A foreboding sense of isolation infiltrates our souls immediately following our ministry downsizing or vocation loss.  When I was blindsided by the pronouncement of my teaching position loss right before Christmas break 2005, I went home to an empty condo- my wife having been hospitalized following emergency surgery for a life-threatening abscess two days earlier.  Even though we cannot prevent subconscious remembrances from piercing our consciousness, we can choose our response.  Although we are lonely- isolated from former co-workers, family, our church, even God- we are not alone.  God’s everlasting love envelops us.  Jesus is all we have to lean on- and He’s all we need.

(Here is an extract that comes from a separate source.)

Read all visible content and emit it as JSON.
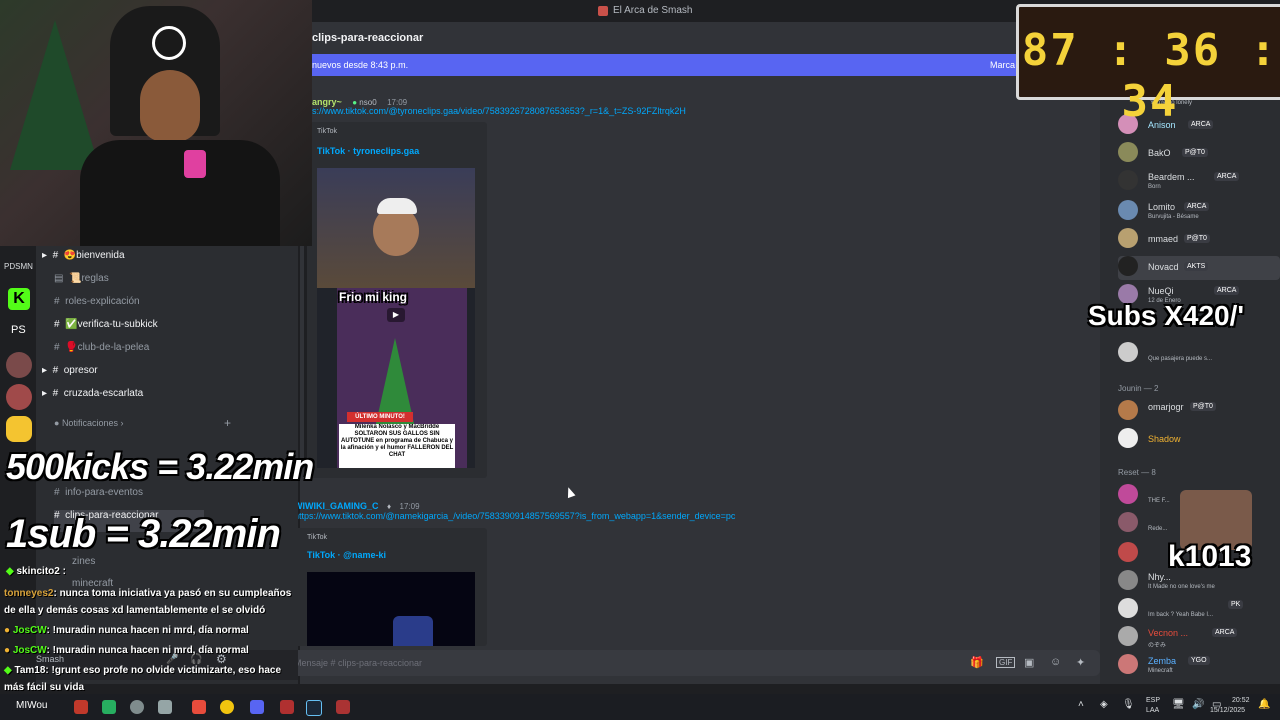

John Ortberg writes in Who is This Man? that in Jesus’ day the word for “the good life” (in Christ) was blessed.  Jesus taught that the good life was “now truly available to anyone regardless of outer circumstances (emphasis mine).”  We who have experienced vocation loss are blessed because we have a distinctive spiritual joy as we share in the salvation of the kingdom of God.  It is in that spirit that Matt Maher sings:

“Blessed are the poor in spirit who are torn apart . . .

Blessed are the people longing for another start,

For this is the Kingdom, the Kingdom of God.”